The U.S. Department of Energy (DoE) is stepping up its research efforts in the field of critical and strategic materials. As announced on January 9, the Department is funding the establishment of an “Energy Innovation Hub” through Ames Laboratory in Ames, Iowa.
Named the Critical Materials Institute (CMI), the new research center will “bring together the best and brightest research minds from universities, national laboratories and the private sector to find innovative technology solutions that will help us avoid a supply shortage that would threaten our clean energy industry as well as our security interests.”
CMI will be directed by Ames Laboratory Director Alex King and will strive to address the issues of domestic supply shortages of Rare Earths and other materials deemed critical by DoE in its 2011 Critical Materials Strategy.
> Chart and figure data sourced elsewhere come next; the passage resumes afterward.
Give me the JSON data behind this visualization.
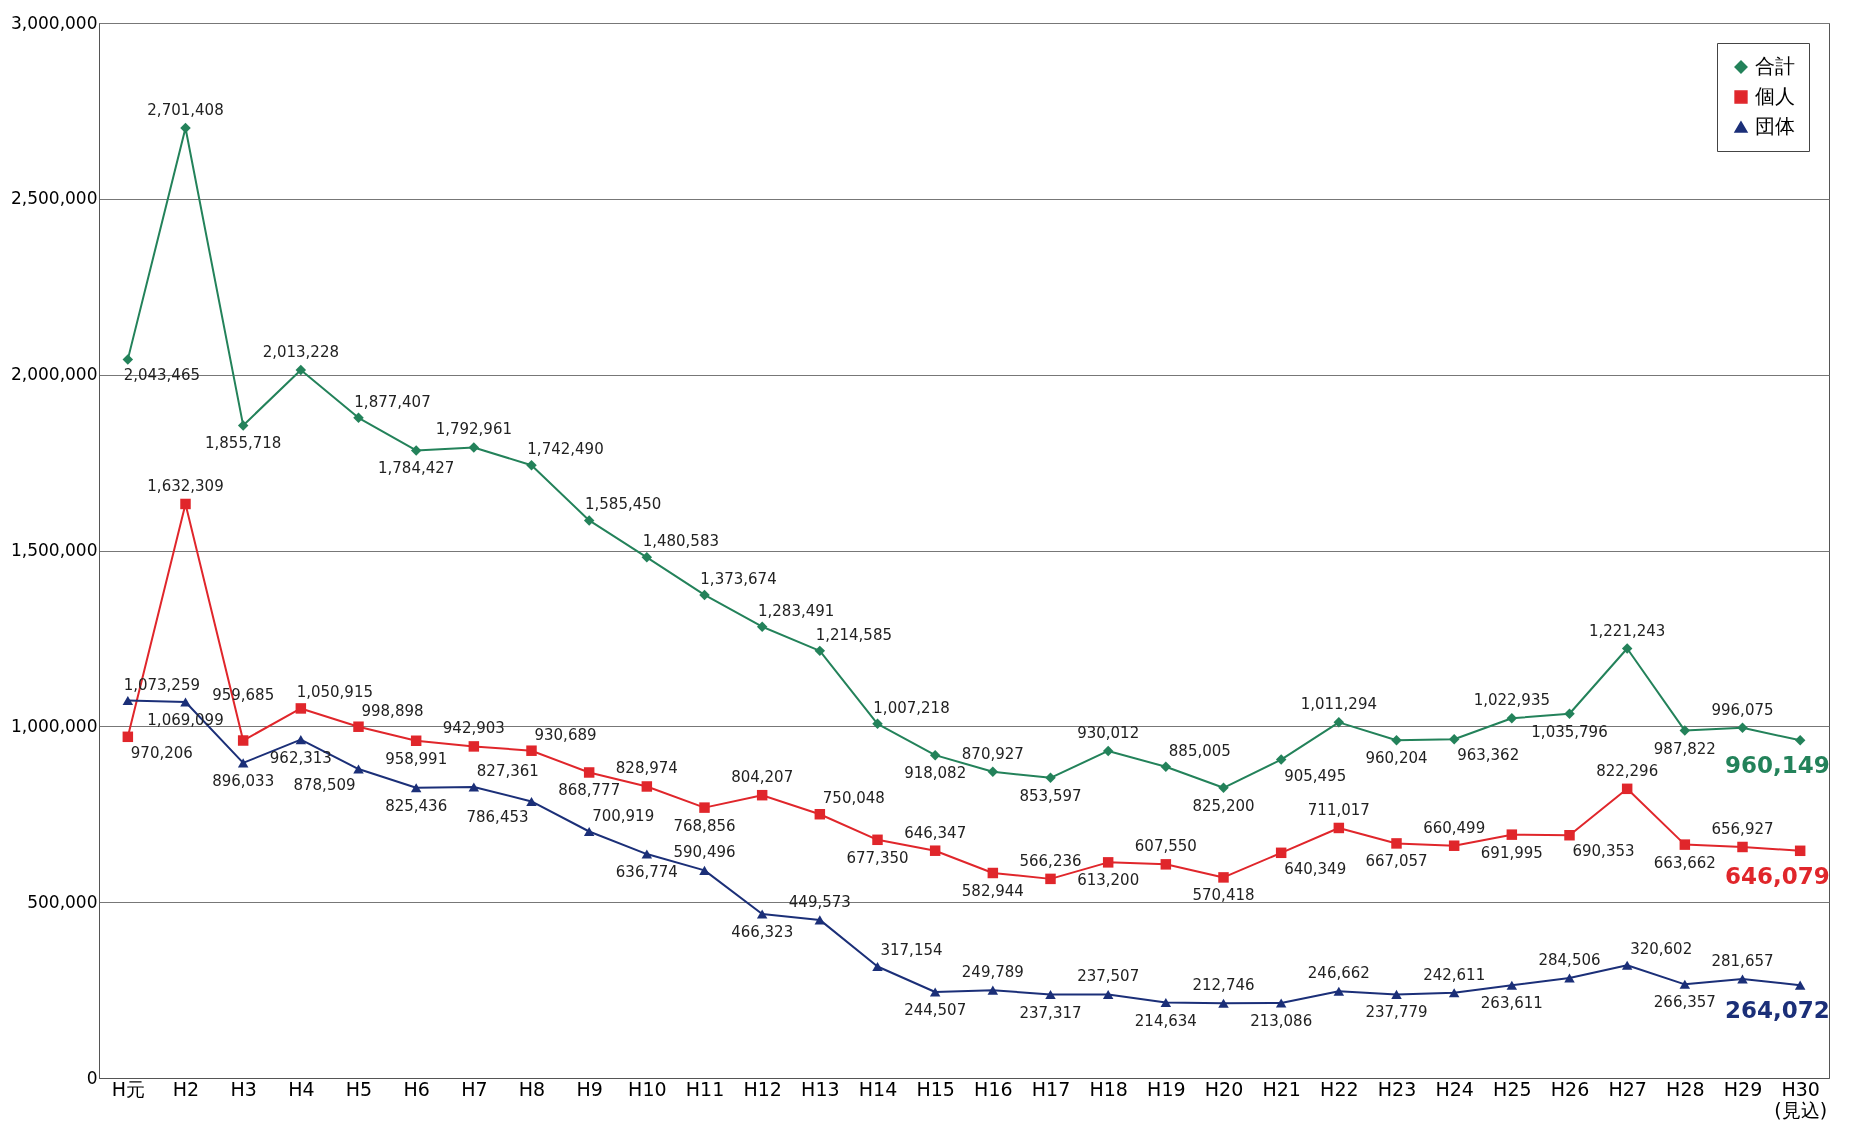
{
  "chart_data": {
    "type": "line",
    "categories": [
      "H元",
      "H2",
      "H3",
      "H4",
      "H5",
      "H6",
      "H7",
      "H8",
      "H9",
      "H10",
      "H11",
      "H12",
      "H13",
      "H14",
      "H15",
      "H16",
      "H17",
      "H18",
      "H19",
      "H20",
      "H21",
      "H22",
      "H23",
      "H24",
      "H25",
      "H26",
      "H27",
      "H28",
      "H29",
      "H30\n(見込)"
    ],
    "series": [
      {
        "name": "合計",
        "color": "#23825a",
        "marker": "diamond",
        "values": [
          2043465,
          2701408,
          1855718,
          2013228,
          1877407,
          1784427,
          1792961,
          1742490,
          1585450,
          1480583,
          1373674,
          1283491,
          1214585,
          1007218,
          918082,
          870927,
          853597,
          930012,
          885005,
          825200,
          905495,
          1011294,
          960204,
          963362,
          1022935,
          1035796,
          1221243,
          987822,
          996075,
          960149
        ],
        "value_labels": [
          "2,043,465",
          "2,701,408",
          "1,855,718",
          "2,013,228",
          "1,877,407",
          "1,784,427",
          "1,792,961",
          "1,742,490",
          "1,585,450",
          "1,480,583",
          "1,373,674",
          "1,283,491",
          "1,214,585",
          "1,007,218",
          "918,082",
          "870,927",
          "853,597",
          "930,012",
          "885,005",
          "825,200",
          "905,495",
          "1,011,294",
          "960,204",
          "963,362",
          "1,022,935",
          "1,035,796",
          "1,221,243",
          "987,822",
          "996,075",
          "960,149"
        ]
      },
      {
        "name": "個人",
        "color": "#e0262b",
        "marker": "square",
        "values": [
          970206,
          1632309,
          959685,
          1050915,
          998898,
          958991,
          942903,
          930689,
          868777,
          828974,
          768856,
          804207,
          750048,
          677350,
          646347,
          582944,
          566236,
          613200,
          607550,
          570418,
          640349,
          711017,
          667057,
          660499,
          691995,
          690353,
          822296,
          663662,
          656927,
          646079
        ],
        "value_labels": [
          "970,206",
          "1,632,309",
          "959,685",
          "1,050,915",
          "998,898",
          "958,991",
          "942,903",
          "930,689",
          "868,777",
          "828,974",
          "768,856",
          "804,207",
          "750,048",
          "677,350",
          "646,347",
          "582,944",
          "566,236",
          "613,200",
          "607,550",
          "570,418",
          "640,349",
          "711,017",
          "667,057",
          "660,499",
          "691,995",
          "690,353",
          "822,296",
          "663,662",
          "656,927",
          "646,079"
        ]
      },
      {
        "name": "団体",
        "color": "#1b2f78",
        "marker": "triangle",
        "values": [
          1073259,
          1069099,
          896033,
          962313,
          878509,
          825436,
          827361,
          786453,
          700919,
          636774,
          590496,
          466323,
          449573,
          317154,
          244507,
          249789,
          237317,
          237507,
          214634,
          212746,
          213086,
          246662,
          237779,
          242611,
          263611,
          284506,
          320602,
          266357,
          281657,
          264072
        ],
        "value_labels": [
          "1,073,259",
          "1,069,099",
          "896,033",
          "962,313",
          "878,509",
          "825,436",
          "827,361",
          "786,453",
          "700,919",
          "636,774",
          "590,496",
          "466,323",
          "449,573",
          "317,154",
          "244,507",
          "249,789",
          "237,317",
          "237,507",
          "214,634",
          "212,746",
          "213,086",
          "246,662",
          "237,779",
          "242,611",
          "263,611",
          "284,506",
          "320,602",
          "266,357",
          "281,657",
          "264,072"
        ]
      }
    ],
    "ylim": [
      0,
      3000000
    ],
    "yticks": [
      0,
      {
        "value": 500000,
        "label": "500,000"
      },
      {
        "value": 1000000,
        "label": "1,000,000"
      },
      {
        "value": 1500000,
        "label": "1,500,000"
      },
      {
        "value": 2000000,
        "label": "2,000,000"
      },
      {
        "value": 2500000,
        "label": "2,500,000"
      },
      {
        "value": 3000000,
        "label": "3,000,000"
      }
    ],
    "grid": "y",
    "legend": "top right"
  }
}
The goal of the new research hub is to leverage “existing research programs into a larger coordinated effort designed to eliminate materials criticality as an impediment to the commercialization of clean energy technologies.”
The launch of the Critical Materials Institute holds much promise, especially as it will also draw from research partners from reputable schools, as well as industry labs. Hopefully, the effort will be broadened to a multi-agency approach that ultimately reconciles the definitional dissonances of what constitutes critical and strategic materials throughout U.S. government – dissonances that hamper sound and coherent policymaking, and needlessly leave U.S. manufacturers vulnerable to mineral supply disruptions.